Concentrated Whale Deposits Reshape Short-Term Exchange Supply
According to CoinDesk’s report referencing CryptoQuant data, the dominance of high-value wallet bands in the February 21 spike signals strategic positioning rather than random movement, as large holders often transfer tokens to exchanges in preparation for trading, hedging exposure, or adjusting portfolio allocations during periods of shifting market sentiment.
Moreover, substantial exchange inflows typically increase available liquidity on trading platforms, and while such activity can precede selling pressure, it does not guarantee immediate liquidation, particularly when follow-up price action remains controlled, and volatility does not expand dramatically in subsequent sessions.
Significantly, inflow levels dropped back toward lower daily averages in the days following the spike, indicating that the 31,000,000 XRP transfer represented a concentrated liquidity event rather than the beginning of a sustained wave of deposits, which would have likely created more persistent pressure on price dynamics.
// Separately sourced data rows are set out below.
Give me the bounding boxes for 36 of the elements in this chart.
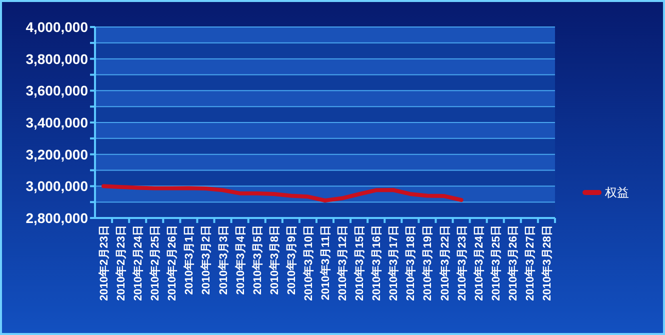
x-tick-label: 2010年3月11日 [319,225,332,300]
x-tick-label: 2010年3月27日 [523,225,536,301]
x-tick-label: 2010年3月2日 [200,225,213,295]
line-series [102,184,464,202]
x-tick-label: 2010年3月22日 [438,225,452,301]
x-tick-label: 2010年3月23日 [455,225,468,301]
x-tick-label: 2010年3月4日 [234,225,247,295]
x-tick-label: 2010年2月23日 [98,225,111,301]
y-tick-label: 3,400,000 [26,114,88,130]
x-tick-label: 2010年3月28日 [540,225,554,301]
x-tick-label: 2010年3月24日 [472,225,486,301]
y-tick-label: 3,800,000 [26,50,88,67]
x-tick-label: 2010年3月15日 [353,225,366,301]
x-tick-label: 2010年3月26日 [506,225,520,301]
x-tick-label: 2010年3月19日 [421,225,434,301]
x-tick-label: 2010年3月1日 [182,225,196,295]
x-tick-label: 2010年3月16日 [370,225,384,301]
x-tick-label: 2010年3月8日 [268,225,281,295]
x-tick-label: 2010年3月5日 [250,225,264,295]
legend-label: 权益 [604,186,629,200]
x-tick-label: 2010年2月23日 [114,225,128,301]
x-tick-label: 2010年2月25日 [148,225,162,301]
y-tick-label: 3,600,000 [26,82,88,99]
x-tick-label: 2010年3月12日 [336,225,350,301]
x-tick-label: 2010年3月10日 [302,225,315,301]
x-tick-label: 2010年3月17日 [387,225,400,301]
x-tick-label: 2010年2月26日 [166,225,179,301]
x-tick-label: 2010年3月9日 [284,225,298,295]
y-tick-label: 3,200,000 [26,146,88,162]
x-tick-label: 2010年3月18日 [404,225,418,301]
y-tick-label: 2,800,000 [26,210,88,226]
y-tick-label: 3,000,000 [26,178,88,194]
x-tick-label: 2010年3月25日 [489,225,502,301]
x-tick-label: 2010年3月3日 [216,225,230,295]
x-tick-label: 2010年2月24日 [132,225,145,301]
y-tick-label: 4,000,000 [26,19,88,35]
Consequently, market participants continue monitoring Binance wallet balances and broader exchange reserve data, as further large inflows or rapid withdrawals could clarify whether the movement signaled preparation for distribution, portfolio rebalancing, or short-term tactical positioning by major XRP holders.
Conclusion
The one-day transfer of 31,000,000 XRP into Binance underscores how a limited number of whale wallets can rapidly alter exchange supply metrics, and although price stability followed the spike, the scale and concentration of the movement explain why analysts and traders remain attentive to subsequent on-chain developments.